Early in the pandemic, a claim about a 'breath test' for self-diagnosis of Covid-19 was circulating on social media. Such messages were shared in multiple countries and were debunked by fact checking groups.
Last week we found this message circulating, yet again. This time with an eye grabbing animation to follow along, while one held their breath for ten seconds. (The misinformation label is super-imposed on original clip by Tattle)
Last week we found this message circulating, yet again. This time with an eye grabbing animation to follow along, while one held their breath for ten seconds. (The misinformation label is super-imposed on original clip by Tattle) [2/n][pic.twitter.com/lQs6MVevVY](https://t.co/lQs6MVevVY) — tattle (@tattlemade) September 24, 2020
While a lot has been said about the intention of misinformation peddlers, the sensory dimension of content circulation has received far less attention. Content creators rapidly adopt latest digital production tools to repackage old content in eye-grabbing GIFs/images/videos. The sensory appeal of these posts gives misinformation a new lease of life.

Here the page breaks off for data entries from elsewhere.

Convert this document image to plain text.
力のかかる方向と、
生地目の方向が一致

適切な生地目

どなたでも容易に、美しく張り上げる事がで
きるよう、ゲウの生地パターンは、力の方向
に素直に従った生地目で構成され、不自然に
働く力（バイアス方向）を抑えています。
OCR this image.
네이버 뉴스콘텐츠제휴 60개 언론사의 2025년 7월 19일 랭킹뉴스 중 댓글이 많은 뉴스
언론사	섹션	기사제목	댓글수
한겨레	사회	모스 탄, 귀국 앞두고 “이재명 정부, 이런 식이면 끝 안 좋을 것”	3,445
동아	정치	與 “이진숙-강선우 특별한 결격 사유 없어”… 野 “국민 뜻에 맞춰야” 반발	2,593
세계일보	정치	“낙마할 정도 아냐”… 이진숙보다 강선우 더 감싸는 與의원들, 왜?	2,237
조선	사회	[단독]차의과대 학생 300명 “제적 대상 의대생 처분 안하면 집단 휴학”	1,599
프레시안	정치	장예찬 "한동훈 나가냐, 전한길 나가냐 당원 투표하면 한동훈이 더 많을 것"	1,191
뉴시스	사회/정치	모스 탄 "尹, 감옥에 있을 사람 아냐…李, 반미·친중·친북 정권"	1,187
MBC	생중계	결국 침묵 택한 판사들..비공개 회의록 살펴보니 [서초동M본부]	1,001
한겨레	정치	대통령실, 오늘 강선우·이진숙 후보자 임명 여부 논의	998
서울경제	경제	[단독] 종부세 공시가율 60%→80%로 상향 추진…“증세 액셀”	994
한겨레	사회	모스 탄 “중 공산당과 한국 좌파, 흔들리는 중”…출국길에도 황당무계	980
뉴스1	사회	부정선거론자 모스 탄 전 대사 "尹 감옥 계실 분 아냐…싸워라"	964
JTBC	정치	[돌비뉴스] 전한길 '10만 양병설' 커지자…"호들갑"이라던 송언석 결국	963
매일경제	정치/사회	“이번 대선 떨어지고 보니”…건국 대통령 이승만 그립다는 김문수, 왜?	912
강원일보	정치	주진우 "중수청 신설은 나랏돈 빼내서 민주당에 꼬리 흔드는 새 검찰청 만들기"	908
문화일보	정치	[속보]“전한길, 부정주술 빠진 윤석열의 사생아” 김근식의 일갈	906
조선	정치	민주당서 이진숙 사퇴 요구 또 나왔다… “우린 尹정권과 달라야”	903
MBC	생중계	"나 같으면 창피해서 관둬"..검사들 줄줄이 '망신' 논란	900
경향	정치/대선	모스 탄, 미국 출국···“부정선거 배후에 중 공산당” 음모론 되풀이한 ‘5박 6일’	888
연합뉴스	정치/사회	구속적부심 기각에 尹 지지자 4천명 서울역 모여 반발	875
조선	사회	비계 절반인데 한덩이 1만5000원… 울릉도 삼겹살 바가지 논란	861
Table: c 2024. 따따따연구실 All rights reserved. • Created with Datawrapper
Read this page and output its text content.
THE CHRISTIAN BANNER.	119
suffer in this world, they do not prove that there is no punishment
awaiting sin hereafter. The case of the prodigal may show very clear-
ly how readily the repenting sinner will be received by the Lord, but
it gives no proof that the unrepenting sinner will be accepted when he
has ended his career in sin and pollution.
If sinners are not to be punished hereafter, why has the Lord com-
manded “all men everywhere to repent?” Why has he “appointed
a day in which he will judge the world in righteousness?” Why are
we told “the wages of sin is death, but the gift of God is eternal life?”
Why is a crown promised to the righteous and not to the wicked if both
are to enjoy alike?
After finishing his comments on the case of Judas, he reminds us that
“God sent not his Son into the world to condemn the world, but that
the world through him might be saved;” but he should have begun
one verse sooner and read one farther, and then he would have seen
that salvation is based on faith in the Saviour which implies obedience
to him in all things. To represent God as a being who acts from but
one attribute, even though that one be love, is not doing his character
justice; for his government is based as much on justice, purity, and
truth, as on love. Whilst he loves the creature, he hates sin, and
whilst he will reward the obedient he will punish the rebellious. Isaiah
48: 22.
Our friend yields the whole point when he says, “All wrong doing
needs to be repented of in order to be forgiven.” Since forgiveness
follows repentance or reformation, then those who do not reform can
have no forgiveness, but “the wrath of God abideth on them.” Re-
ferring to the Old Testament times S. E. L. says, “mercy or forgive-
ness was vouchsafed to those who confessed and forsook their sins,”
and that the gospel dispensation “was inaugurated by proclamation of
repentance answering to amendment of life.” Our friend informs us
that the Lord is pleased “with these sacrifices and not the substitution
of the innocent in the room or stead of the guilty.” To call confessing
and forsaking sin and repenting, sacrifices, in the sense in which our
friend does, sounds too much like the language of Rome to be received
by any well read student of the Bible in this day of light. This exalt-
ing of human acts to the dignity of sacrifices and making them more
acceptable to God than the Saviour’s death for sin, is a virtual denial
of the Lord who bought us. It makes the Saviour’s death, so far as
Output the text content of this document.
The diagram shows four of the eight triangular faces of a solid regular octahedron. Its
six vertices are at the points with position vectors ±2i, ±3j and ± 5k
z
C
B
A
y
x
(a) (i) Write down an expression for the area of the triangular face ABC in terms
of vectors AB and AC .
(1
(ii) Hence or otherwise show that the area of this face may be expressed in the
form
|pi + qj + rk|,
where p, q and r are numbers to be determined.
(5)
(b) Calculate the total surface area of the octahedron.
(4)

Kathinka Frøystad covers this extensively in her paper "Affective digital images: Shiva in the Kaaba and the smartphone revolution”. Her work though specific to devotional content has broader relevance for digital content sharing.
She writes about genres such as GIF animations which have "a particularly strong miraculous allure" and evoke wonder..."such wow effects are emotions that involve a strong impulse to act, often in ways that bypass critical reflection.” In context of devotional memes, the author writes "When such images popped up on people’s smartphone screens for the first time, it was virtually impossible not to miss a heartbeat and press ‘like’ or ‘share’ almost instantly”.
We tend to think about misinformation sharing with a problem-oriented perspective, ignoring that media consumption is a sensory experience. The attractiveness of a post can also be a reason for sharing it, causing inadvertent harm.